The probe, spearheaded by NASA, was launched in 2018 with the goal of providing new data on solar activity and further exploring the surface of the sun. With the knowledge gained from the mission, its hoped that it will be easier to predict “major space-weather events that impact life on Earth.” In a world so technology-based, such phenomena have a very real chance of disrupting normal life. This is why the Parker Solar Probe (PSP, not to be confused with the PlayStation Portable) is so vital to scientists.
The name comes from Dr. Eugene Newman Parker, who proposed that stars, including our own sun, gave off energy. This was in the 1950s, long before widespread understanding of solar power. Dubbing the energy “solar wind,” Parker also theorized that the corona of the sun was actually hotter than the surface. Ultimately, his hypothesizes would be deemed correct and would be the basis for spacecraft and additional theories regarding stars and their magnetic fields. The Parker Solar Probe is the first project to be named after a living person.

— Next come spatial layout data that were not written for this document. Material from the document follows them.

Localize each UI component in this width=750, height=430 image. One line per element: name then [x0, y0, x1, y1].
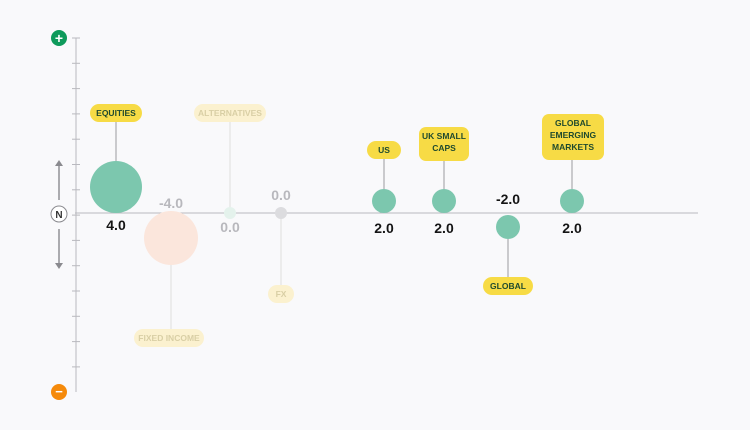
value-label: 2.0 — [434, 220, 454, 236]
category-label: GLOBAL — [555, 118, 591, 128]
point-alternatives[interactable]: ALTERNATIVES 0.0 — [194, 104, 266, 235]
label-pill — [542, 114, 604, 160]
bubble-fx[interactable] — [275, 207, 287, 219]
bubble-uk-small-caps[interactable] — [432, 189, 456, 213]
label-pill — [268, 285, 294, 303]
category-label: MARKETS — [552, 142, 594, 152]
category-label: US — [378, 145, 390, 155]
negative-marker: − — [51, 384, 67, 400]
category-label: GLOBAL — [490, 281, 526, 291]
bubble-equities[interactable] — [90, 161, 142, 213]
value-label: 2.0 — [562, 220, 582, 236]
scale-axis — [72, 37, 80, 392]
category-label: FIXED INCOME — [138, 333, 200, 343]
neutral-symbol: N — [55, 210, 62, 221]
value-label: -2.0 — [496, 191, 520, 207]
label-pill — [90, 104, 142, 122]
value-label: -4.0 — [159, 195, 183, 211]
bubble-global[interactable] — [496, 215, 520, 239]
category-label: UK SMALL — [422, 131, 466, 141]
value-label: 4.0 — [106, 217, 126, 233]
category-label: EQUITIES — [96, 108, 136, 118]
bubble-us[interactable] — [372, 189, 396, 213]
label-pill — [483, 277, 533, 295]
down-arrow-icon — [55, 229, 63, 269]
bubble-fixed-income[interactable] — [144, 211, 198, 265]
neutral-marker: N — [50, 205, 68, 223]
point-uk-small-caps[interactable]: UK SMALL CAPS 2.0 — [419, 127, 469, 236]
value-label: 0.0 — [271, 187, 291, 203]
up-arrow-icon — [55, 160, 63, 200]
point-fx[interactable]: FX 0.0 — [268, 187, 294, 303]
positive-symbol: + — [55, 30, 63, 46]
bubble-global-emerging-markets[interactable] — [560, 189, 584, 213]
positive-marker: + — [51, 30, 67, 46]
value-label: 2.0 — [374, 220, 394, 236]
label-pill — [419, 127, 469, 161]
label-pill — [194, 104, 266, 122]
category-label: ALTERNATIVES — [198, 108, 262, 118]
allocation-points: EQUITIES 4.0 FIXED INCOME -4.0 ALTERNATIVES 0… — [90, 104, 604, 347]
value-label: 0.0 — [220, 219, 240, 235]
label-pill — [367, 141, 401, 159]
point-global-emerging-markets[interactable]: GLOBAL EMERGING MARKETS 2.0 — [542, 114, 604, 236]
category-label: CAPS — [432, 143, 456, 153]
bubble-alternatives[interactable] — [224, 207, 236, 219]
negative-symbol: − — [55, 384, 63, 399]
point-us[interactable]: US 2.0 — [367, 141, 401, 236]
point-global[interactable]: GLOBAL -2.0 — [483, 191, 533, 295]
point-fixed-income[interactable]: FIXED INCOME -4.0 — [134, 195, 204, 347]
point-equities[interactable]: EQUITIES 4.0 — [90, 104, 142, 233]
category-label: FX — [276, 289, 287, 299]
label-pill — [134, 329, 204, 347]
category-label: EMERGING — [550, 130, 597, 140]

The design for the Parker Solar Probe first went under review in March of 2015. Testing began in July the following year. Throughout 2017, the parts were shipped and put through additional testing, before the big day. On August 12, 2018 at 3:31 in the morning, the probe was launched and well on its way. It is planned to stay in orbit with multiple perihelion stops and flybys of Venus until 2025.
Fast Forward to 2024
The most important event isn’t for a while, however. According to NASA’s timeline, the PSP is planned to complete its first close approach during its perihelion on December 24, 2024. As of this writing, the probe has just finished its second perihelion and is preparing for its third on September 1, 2019. A second Venus flyby is scheduled for right after Christmas. Nickalaus Pinkine, the PSP mission operations manager at John Hopkins Applied Physics Laboratory says “the spacecraft is performing as designed, and it was great to be able to track it during this entire perihelion. We’re looking forward to getting the science data down from this encounter in the coming weeks so the science teams can continue to explore the mysteries of the corona and the Sun.”

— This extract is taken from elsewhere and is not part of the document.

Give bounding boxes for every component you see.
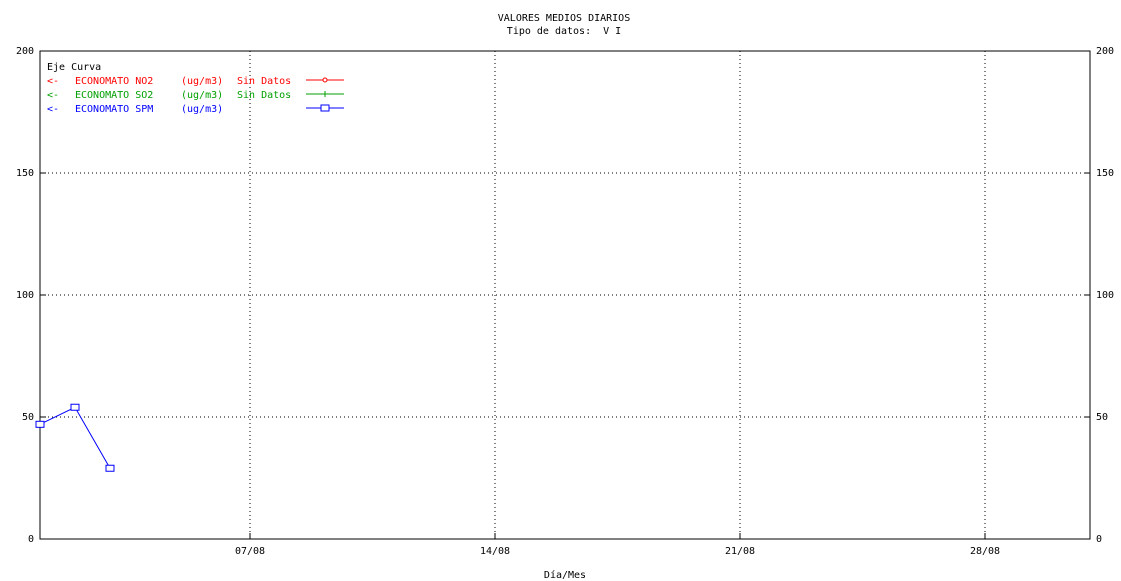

Regarding the launch itself, Science Mission Directorate associate administrator Thomas Zurbuchen said “this mission truly marks humanity’s first visit to a star that will have implications not just here on Earth, but how we better understand our universe. We’ve accomplished something that decades ago lived solely in the realm of science fiction.” Other team members expressed joy and hope that the rest of the mission will be as successful as the probe’s launch. And why shouldn’t they? Six decades of research went into creating the device that will finally teach us about our own sun.
To touch the surface of the sun is impossible. This is just fact; nothing can survive the unimaginably intense heat. But every day, we are inching closer. Sometimes, it doesn’t take physical contact to ensure progress has been made. A few steps forward is still progress. Dr. Parker would undoubtedly agree as he saw the probe bearing his name launch and finally bring his theories to life.